The trouble is, Israel couldn’t hold up its end of the covenant. The history of Israel is the history of people running from God, until they were destitute and broken. Then they would call out to God, and He would restore them. And lest we judge the Israelites too harshly, let’s consider if our own histories with God are much different.

The failure of the old covenant wasn’t news to anyone. In fact, Jesus was bringing to fulfillment the promise God made to the prophet Jeremiah:

“The time is coming,” declares the LORD, “when I will make a new covenant with the house of Israel and with the house of Judah. It will not be like the covenant I made with their forefathers when I took them by the hand to lead them out of Egypt, because they broke my covenant, though I was a husband to them,” declares the LORD.

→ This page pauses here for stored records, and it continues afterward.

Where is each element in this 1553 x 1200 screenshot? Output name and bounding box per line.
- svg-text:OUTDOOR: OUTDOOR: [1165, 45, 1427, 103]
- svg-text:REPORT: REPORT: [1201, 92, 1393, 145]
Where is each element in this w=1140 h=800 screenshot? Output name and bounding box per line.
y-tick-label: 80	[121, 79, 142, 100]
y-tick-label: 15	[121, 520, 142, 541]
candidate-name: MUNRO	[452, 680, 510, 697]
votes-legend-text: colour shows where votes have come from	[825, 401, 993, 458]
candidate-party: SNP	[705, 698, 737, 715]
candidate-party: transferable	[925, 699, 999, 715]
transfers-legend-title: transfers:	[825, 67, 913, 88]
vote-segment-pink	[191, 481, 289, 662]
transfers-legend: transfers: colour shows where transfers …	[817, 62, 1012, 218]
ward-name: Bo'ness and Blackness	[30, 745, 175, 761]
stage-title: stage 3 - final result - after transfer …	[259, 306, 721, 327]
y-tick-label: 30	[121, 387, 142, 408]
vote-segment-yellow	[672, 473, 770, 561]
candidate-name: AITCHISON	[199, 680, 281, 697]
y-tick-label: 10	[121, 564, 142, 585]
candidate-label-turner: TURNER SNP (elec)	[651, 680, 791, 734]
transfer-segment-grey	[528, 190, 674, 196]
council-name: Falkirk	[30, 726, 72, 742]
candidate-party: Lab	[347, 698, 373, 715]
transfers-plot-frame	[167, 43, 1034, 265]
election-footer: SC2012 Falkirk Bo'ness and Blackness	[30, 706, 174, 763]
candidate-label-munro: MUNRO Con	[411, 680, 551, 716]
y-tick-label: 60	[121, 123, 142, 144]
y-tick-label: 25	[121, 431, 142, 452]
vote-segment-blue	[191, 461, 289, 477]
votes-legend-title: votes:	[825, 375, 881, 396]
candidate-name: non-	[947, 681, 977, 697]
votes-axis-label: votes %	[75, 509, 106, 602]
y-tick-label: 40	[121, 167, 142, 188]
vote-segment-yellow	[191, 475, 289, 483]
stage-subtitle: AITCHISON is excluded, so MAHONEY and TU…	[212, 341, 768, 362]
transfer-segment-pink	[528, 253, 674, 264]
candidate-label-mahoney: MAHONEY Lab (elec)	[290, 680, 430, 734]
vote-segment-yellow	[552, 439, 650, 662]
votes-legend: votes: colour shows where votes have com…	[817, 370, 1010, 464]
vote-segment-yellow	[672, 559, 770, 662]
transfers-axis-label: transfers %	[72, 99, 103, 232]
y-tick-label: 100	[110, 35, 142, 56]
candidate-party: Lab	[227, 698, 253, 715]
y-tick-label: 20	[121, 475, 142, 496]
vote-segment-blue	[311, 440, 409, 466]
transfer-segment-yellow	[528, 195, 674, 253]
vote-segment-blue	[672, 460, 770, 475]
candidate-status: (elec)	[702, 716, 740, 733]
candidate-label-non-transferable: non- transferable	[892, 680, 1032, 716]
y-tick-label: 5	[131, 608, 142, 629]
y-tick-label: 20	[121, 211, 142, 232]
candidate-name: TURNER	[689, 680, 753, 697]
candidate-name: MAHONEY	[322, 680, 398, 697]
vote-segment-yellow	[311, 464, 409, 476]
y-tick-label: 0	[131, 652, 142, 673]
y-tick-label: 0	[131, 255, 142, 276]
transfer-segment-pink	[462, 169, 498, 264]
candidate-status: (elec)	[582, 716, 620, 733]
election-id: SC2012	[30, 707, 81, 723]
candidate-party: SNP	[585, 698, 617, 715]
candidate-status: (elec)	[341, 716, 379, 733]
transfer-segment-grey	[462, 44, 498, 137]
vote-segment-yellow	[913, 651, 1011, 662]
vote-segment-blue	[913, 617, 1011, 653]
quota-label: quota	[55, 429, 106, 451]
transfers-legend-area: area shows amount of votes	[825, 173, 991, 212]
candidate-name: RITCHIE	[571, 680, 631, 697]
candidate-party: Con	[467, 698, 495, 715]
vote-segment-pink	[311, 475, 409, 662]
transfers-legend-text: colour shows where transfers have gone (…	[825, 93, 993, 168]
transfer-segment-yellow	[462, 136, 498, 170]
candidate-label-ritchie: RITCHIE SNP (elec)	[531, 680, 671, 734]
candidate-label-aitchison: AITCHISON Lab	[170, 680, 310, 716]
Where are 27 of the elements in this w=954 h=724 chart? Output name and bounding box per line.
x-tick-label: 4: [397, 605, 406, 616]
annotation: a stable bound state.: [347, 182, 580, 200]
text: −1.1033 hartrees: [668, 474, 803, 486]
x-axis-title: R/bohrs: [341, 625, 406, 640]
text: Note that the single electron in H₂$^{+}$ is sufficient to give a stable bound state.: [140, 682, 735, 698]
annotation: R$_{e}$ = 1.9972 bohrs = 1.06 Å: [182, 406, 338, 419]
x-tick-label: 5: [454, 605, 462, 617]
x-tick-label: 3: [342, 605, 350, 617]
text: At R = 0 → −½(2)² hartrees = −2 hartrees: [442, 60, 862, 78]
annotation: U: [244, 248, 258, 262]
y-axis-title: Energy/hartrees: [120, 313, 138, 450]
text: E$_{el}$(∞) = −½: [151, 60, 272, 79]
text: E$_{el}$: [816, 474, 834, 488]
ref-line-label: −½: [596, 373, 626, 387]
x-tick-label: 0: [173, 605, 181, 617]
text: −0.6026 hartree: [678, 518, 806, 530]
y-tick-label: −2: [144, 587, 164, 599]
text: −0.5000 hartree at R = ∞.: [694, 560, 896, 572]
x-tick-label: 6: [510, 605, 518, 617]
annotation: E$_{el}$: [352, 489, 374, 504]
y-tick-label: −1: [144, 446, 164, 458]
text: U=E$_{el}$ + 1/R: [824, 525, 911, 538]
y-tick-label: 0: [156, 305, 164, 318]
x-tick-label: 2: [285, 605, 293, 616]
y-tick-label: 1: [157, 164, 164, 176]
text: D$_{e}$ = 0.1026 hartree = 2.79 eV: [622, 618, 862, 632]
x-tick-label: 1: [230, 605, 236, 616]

“This is the covenant I will make with the house of Israel after that time,” declares the LORD. “I will put my law in their minds and write it on their hearts. I will be their God, and they will be my people. No longer will a man teach his neighbor, or a man his brother, saying, ‘Know the LORD,’ because they will all know me, from the least of them to the greatest,” declares the LORD. “For I will forgive their wickedness and will remember their sins no more.”

Covenants were sealed in blood, even as the covenant with Moses was. For the covenant to stand, a sacrifice must be made. And this new covenant would be sealed, not with the blood of bulls and oxen, but with the blood of the Lamb of God, with Jesus’ very blood. It is his blood that is the guarantee of the promise that God will forgive our wickedness and remember our sins no more.

Jesus was telling us that through his blood, the relationship between God and man was being radically and fundamentally changed. And so The Lamb offers to us his true body and blood for us to literally eat and drink. It is a meal that marks the end of our slavery to sin.

Not only that, but it also nourishes us for our journey through the wilderness to the Promised Land. Just like the first Passover meal gave the Israelites the strength to get up, and leave their old life behind and strain forward toward a better tomorrow, so the Lord’s Supper empowers us too.

The Christian journey is seldom an easy one, and although we know where we are ultimately going, there is a lot of struggle and uncertainty along the way. That’s why it is so important that we are fed by the Lamb of God. Without His Body and Blood, our own strength would give way long before we reach our destination.

So we join Jesus in the upper room, we draw near and take his very Body and Blood, and we remember the new covenant that God has made with us. We give thanks that He died in our place; that because of his blood shed for us death passes us over. We are brought out of our slavery to sin, and given the strength to face the wilderness of our world until we arrive at last in the Promised Land.